The compensation deal at the heart of the recording has bedevilled Poland for years, and concerns not only Jews but all those who lost property to the communists.

The total value of assets seized is now worth about £13 billion according to campaign groups, of which approximately £2.2 billion is sought by Jewish claimants.

While the Polish government is certainly anxious the repair the rip in civilization known as the Holocaust, and willing to suit action to word, it is doubtful whether the priest's libel will fail to incite the people.

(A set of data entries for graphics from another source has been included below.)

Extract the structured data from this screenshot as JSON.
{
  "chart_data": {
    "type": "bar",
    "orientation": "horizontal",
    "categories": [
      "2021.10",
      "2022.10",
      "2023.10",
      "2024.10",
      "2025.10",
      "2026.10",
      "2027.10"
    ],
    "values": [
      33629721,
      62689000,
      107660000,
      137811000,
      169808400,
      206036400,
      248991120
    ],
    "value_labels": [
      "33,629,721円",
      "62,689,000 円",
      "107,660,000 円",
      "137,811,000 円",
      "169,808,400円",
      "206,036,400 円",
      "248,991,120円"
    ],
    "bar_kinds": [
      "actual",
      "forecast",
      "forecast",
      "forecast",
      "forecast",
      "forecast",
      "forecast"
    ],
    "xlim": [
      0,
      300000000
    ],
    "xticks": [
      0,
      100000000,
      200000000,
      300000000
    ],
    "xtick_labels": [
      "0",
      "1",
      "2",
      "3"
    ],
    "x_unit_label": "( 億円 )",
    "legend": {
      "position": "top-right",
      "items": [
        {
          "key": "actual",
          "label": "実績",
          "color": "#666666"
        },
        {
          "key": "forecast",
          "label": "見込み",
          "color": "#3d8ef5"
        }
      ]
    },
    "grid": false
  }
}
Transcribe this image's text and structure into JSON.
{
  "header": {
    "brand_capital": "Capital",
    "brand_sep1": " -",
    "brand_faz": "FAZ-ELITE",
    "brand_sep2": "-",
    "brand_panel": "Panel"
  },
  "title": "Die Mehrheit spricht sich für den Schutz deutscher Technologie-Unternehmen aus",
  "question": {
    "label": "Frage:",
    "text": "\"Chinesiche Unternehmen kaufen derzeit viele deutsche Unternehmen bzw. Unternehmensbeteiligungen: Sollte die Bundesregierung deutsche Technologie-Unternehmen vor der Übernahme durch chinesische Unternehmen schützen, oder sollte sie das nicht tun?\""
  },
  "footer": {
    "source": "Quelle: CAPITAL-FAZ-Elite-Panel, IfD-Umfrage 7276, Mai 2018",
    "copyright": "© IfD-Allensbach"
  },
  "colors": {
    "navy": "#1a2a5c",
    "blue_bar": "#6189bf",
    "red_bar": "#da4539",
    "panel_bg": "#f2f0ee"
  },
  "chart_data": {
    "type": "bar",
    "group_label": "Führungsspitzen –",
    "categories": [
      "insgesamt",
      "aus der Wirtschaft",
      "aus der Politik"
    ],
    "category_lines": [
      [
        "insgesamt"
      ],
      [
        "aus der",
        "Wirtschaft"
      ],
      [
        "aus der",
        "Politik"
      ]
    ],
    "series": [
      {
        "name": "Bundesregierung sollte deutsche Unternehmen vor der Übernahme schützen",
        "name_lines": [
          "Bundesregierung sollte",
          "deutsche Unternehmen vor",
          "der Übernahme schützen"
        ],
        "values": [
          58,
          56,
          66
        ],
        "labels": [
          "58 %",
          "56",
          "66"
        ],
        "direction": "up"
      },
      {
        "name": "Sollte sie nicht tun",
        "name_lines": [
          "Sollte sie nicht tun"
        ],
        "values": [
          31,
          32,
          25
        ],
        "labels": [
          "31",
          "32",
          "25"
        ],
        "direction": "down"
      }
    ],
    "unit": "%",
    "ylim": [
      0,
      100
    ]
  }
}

In another item of news today, the same Rydzyk "is heard on the tapes lashing out at the prime minister's wife Maria, saying her support for limited abortion rights amounts to backing euthanasia:

"The first lady with this euthanasia. . . You witch, I'll let you have it. If you want to kill people, do it to yourself first."[-]

In March he criticised Maria Kaczynska in public after she signed a declaration in support of the existing abortion law – already strict by European standards – which allows terminations only when the pregnancy poses a threat to a woman's life, or results from rape, or when the foetus is damaged.

Rydzyk said Kaczynska has turned the presidential palace from a "perfumery into a sewage tank".

I have to wonder if antisemitic defamation is not a simply cynical tool manipulated by this man of God in order to soften and sway his listeners to accept his word on the second issue. It is not unknown in history, and in the Muslim world, that some people are extremely gullible when it comes to believing the most outlandish allegations about the Jews which serve as a useful tool for kneading public opinion.